Mark Plecnik, assistant professor of aerospace and mechanical engineering, has received the National Science Foundation (NSF) Faculty Early Career Development Program (CAREER) award. The CAREER award is NSF’s most prestigious program in support of young faculty who have the potential to serve as academic role models in research and education.
Plecnik researches the role of computation to design novel machine geometries for use as robots and other mechanical devices. He believes computation is key to advancing the practice of mechanical design beyond the limits of human ingenuity.
His CAREER project, “The Foundations of Ellipsoid Synthesis Theory,” aims to found a new mathematical framework for designing how structures used in robotics mechanically interact with the world.
During design, it is common for roboticists to first choose a robot’s mechanical structure, then visualize how it would transmit forces using certain elliptical shapes. Plecnik intends to flip this process.
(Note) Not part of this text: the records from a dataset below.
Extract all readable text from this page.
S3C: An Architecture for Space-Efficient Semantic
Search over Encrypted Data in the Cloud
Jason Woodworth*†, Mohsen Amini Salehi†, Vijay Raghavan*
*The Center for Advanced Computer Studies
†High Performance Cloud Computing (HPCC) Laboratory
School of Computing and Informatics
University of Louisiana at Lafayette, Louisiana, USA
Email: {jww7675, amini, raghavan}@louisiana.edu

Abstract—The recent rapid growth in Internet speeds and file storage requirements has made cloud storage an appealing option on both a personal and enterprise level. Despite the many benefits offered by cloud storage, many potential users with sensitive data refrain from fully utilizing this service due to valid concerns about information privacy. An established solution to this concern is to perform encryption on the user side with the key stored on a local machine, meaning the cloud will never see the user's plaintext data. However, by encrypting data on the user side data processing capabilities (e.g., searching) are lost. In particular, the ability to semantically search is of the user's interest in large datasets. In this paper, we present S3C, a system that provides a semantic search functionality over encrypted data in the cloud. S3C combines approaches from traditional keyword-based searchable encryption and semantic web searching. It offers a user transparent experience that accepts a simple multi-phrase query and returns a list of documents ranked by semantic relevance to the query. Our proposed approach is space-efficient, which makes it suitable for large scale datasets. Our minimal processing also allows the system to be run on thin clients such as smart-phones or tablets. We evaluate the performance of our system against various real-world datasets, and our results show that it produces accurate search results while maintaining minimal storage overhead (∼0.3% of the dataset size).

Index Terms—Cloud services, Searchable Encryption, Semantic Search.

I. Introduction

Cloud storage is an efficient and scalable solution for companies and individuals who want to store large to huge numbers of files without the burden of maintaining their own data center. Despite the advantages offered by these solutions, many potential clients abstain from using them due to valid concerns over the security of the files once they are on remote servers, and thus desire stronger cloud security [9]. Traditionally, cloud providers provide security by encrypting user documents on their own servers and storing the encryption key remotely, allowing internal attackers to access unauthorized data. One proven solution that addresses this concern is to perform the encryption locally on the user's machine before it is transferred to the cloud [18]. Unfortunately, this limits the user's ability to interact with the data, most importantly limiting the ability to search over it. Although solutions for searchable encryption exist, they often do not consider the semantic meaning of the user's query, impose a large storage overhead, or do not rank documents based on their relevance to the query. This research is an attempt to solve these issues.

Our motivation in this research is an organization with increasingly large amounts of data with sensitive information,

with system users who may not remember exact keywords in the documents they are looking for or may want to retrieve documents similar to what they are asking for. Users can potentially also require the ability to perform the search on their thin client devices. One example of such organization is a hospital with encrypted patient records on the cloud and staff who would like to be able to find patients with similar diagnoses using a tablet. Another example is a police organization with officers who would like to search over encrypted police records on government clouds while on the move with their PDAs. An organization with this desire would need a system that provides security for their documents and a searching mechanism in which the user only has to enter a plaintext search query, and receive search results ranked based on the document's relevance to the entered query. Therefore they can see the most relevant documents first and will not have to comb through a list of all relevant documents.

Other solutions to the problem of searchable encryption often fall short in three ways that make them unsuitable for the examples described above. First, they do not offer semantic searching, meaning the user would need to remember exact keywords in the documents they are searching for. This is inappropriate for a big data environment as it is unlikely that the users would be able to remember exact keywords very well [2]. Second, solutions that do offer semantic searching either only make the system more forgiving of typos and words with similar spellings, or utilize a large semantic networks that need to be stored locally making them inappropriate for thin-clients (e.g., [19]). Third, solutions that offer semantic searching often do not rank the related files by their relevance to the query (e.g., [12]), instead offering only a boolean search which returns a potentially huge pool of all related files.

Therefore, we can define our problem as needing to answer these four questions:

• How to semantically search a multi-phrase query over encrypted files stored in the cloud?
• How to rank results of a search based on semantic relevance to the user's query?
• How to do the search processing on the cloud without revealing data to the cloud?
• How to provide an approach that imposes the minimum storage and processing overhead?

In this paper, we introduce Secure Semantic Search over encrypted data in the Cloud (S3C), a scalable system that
That is, he wants to empower roboticists to first decide the forces they need to exert, then let a computer algorithm determine what the mechanical structure should be.
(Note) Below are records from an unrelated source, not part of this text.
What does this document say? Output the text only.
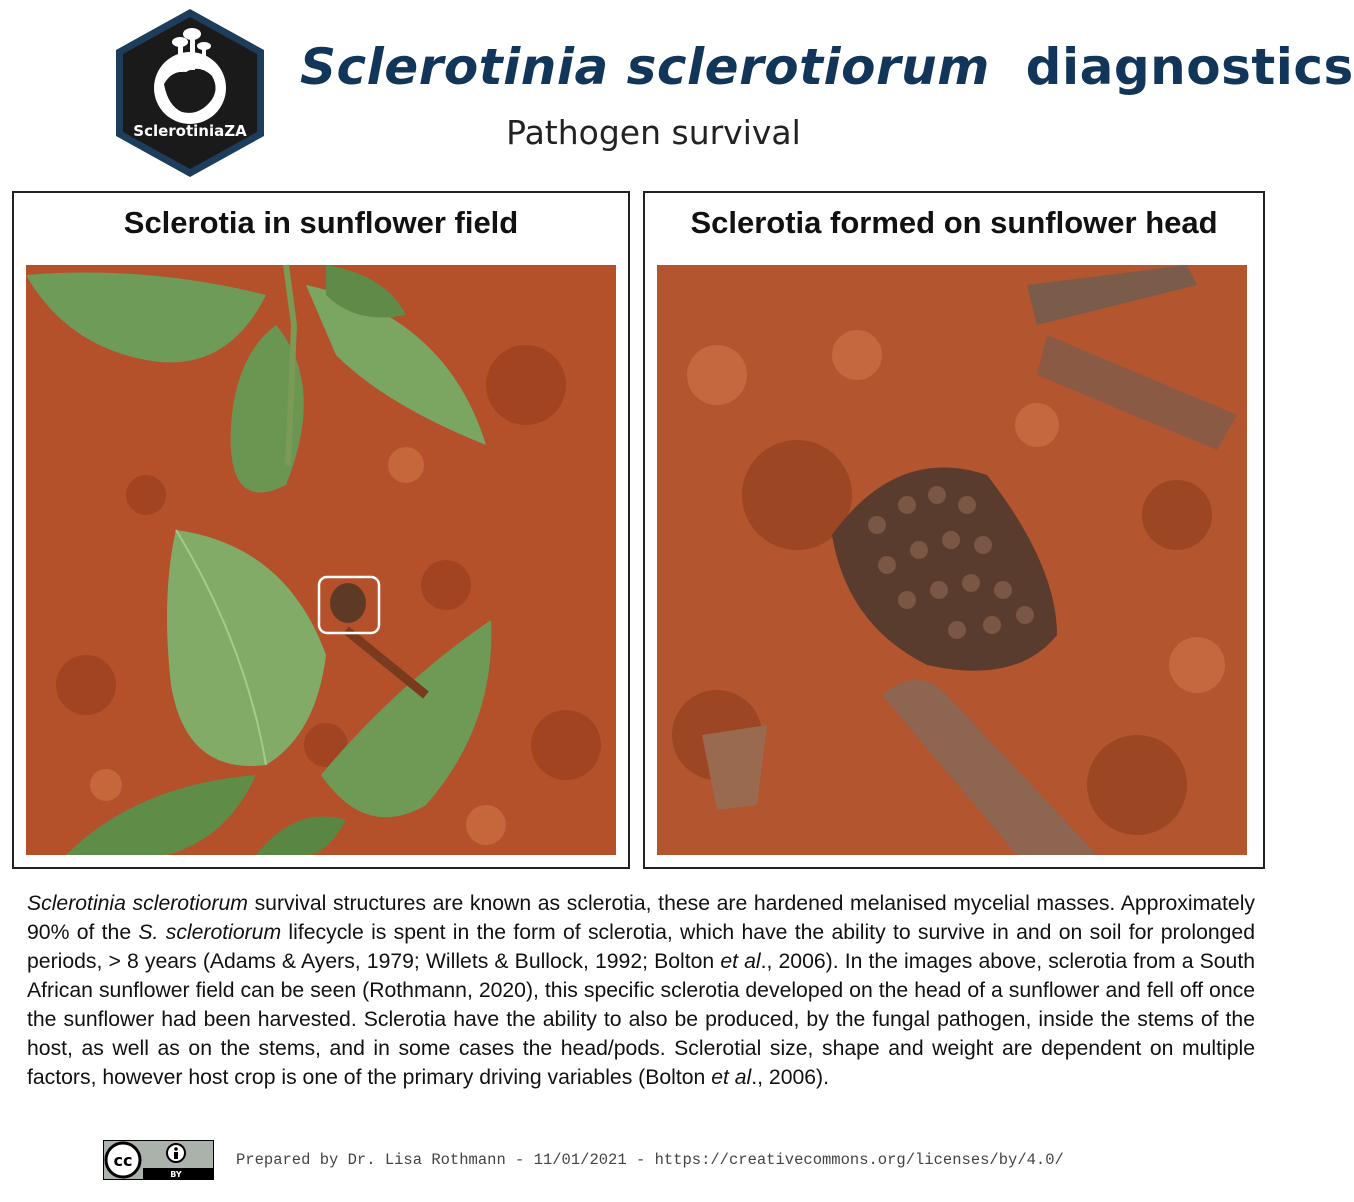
SclerotiniaZA
Sclerotinia sclerotiorum diagnostics
Pathogen survival
Sclerotia in sunflower field	Sclerotia formed on sunflower head
Sclerotinia sclerotiorum survival structures are known as sclerotia, these are hardened melanised mycelial masses. Approximately 90% of the S. sclerotiorum lifecycle is spent in the form of sclerotia, which have the ability to survive in and on soil for prolonged periods, > 8 years (Adams & Ayers, 1979; Willets & Bullock, 1992; Bolton et al., 2006). In the images above, sclerotia from a South African sunflower field can be seen (Rothmann, 2020), this specific sclerotia developed on the head of a sunflower and fell off once the sunflower had been harvested. Sclerotia have the ability to also be produced, by the fungal pathogen, inside the stems of the host, as well as on the stems, and in some cases the head/pods. Sclerotial size, shape and weight are dependent on multiple factors, however host crop is one of the primary driving variables (Bolton et al., 2006).
cc
BY
Prepared by Dr. Lisa Rothmann - 11/01/2021 - https://creativecommons.org/licenses/by/4.0/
The development of these algorithms would have an immediate practical impact not only on specifications on force but also on a robot’s speed, backdrivability, stiffness, sensitivity, and power characteristics.
The design methodology emerging from this project will have many applications in robotics (rehabilitation robots, industrial robots) actuated prosthetics, and mechanisms used for force sensing during laparoscopic surgery.